To begin, sieve your flour, cinnamon, ginger and ghost pepper into a large mixing bowl, stirring them all together as you go. Then, ensure that the butter is room temperature or this next part is going to be a little tough.

You’re going to want to chop it up as finely as you can when you’re adding it to the bowl, since it’s time to get your hands (or at least the gloves on them) dirty by rubbing the butter into the dry ingredients. And you’re going to have to keep going until everything is a fine, crumb-like consistency if you want your gingerbread to end up smooth and even.

When that’s done, crack your egg into a smaller bowl and add the syrup gradually, beating in each spoonful before adding the next one.

Combine the contents of both bowls and mix thoroughly, adding the sugar as you go. Then kneed the resulting batter to a smooth, slightly shiny ball of spiced goodness.

Depending on the exact size of your egg, you may need to add a drop of water to do so but make sure to use less than you think you need. A little goes a long way and the last thing we want is for the batter to get sticky and us to have to add extra flour.

Once it looks and feels right all over and isn’t attempting to crumble, wrap it in cling film (or seran wrap for my american audience) and shove it in the fridge for at least half an hour.

2018-12-22 22.23.25

I went over why we do this in an earlier recipe but the gist of it is simple: The colder the cookie, the slower the butter will melt and the more cooked our biscuit batter will be by then. This helps keep what we make from spreading out on the baking tray and allows us to brown the edges while still keeping it soft.

But I’m getting ahead of myself. Before we bake anything, we need to roll the dough out on a clean and lightly floured tabletop, to a thickness of roughly half a centimetre, and cut out our little human shapes.

Combine the offcuts and gently kneed them back into a ball to repeat the process and you can fill two standard sized baking trays. Just line them with baking paper first or the biscuits will be a real pain to scrape off.

Once your trays are full, pop them in the oven a bake until the edges of your gingerbread guys are turning brown and they spring back into shape when poked.

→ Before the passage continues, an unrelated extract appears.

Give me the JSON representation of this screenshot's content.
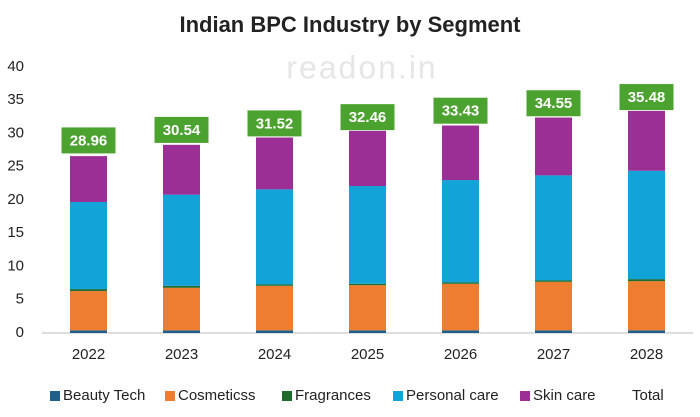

This took twelve minutes for mine and doesn’t actually mean that the biscuits are done but here’s the secret: They don’t have to be.

For the most delightfully soft cookies, you want them just cooked when you eat them, not when you remove them from the oven. And there is actually a difference between the two, since they will cook just a tiny bit more from their own residual heat as they cool.

That last little bit of cooking gives you the perfect flexible biscuit texture when they hit the “warm but edible” stage in just a few minutes.

They’re still great cold but, as with most baked good, nothing beats the deliciousness of how they taste shortly after they come out.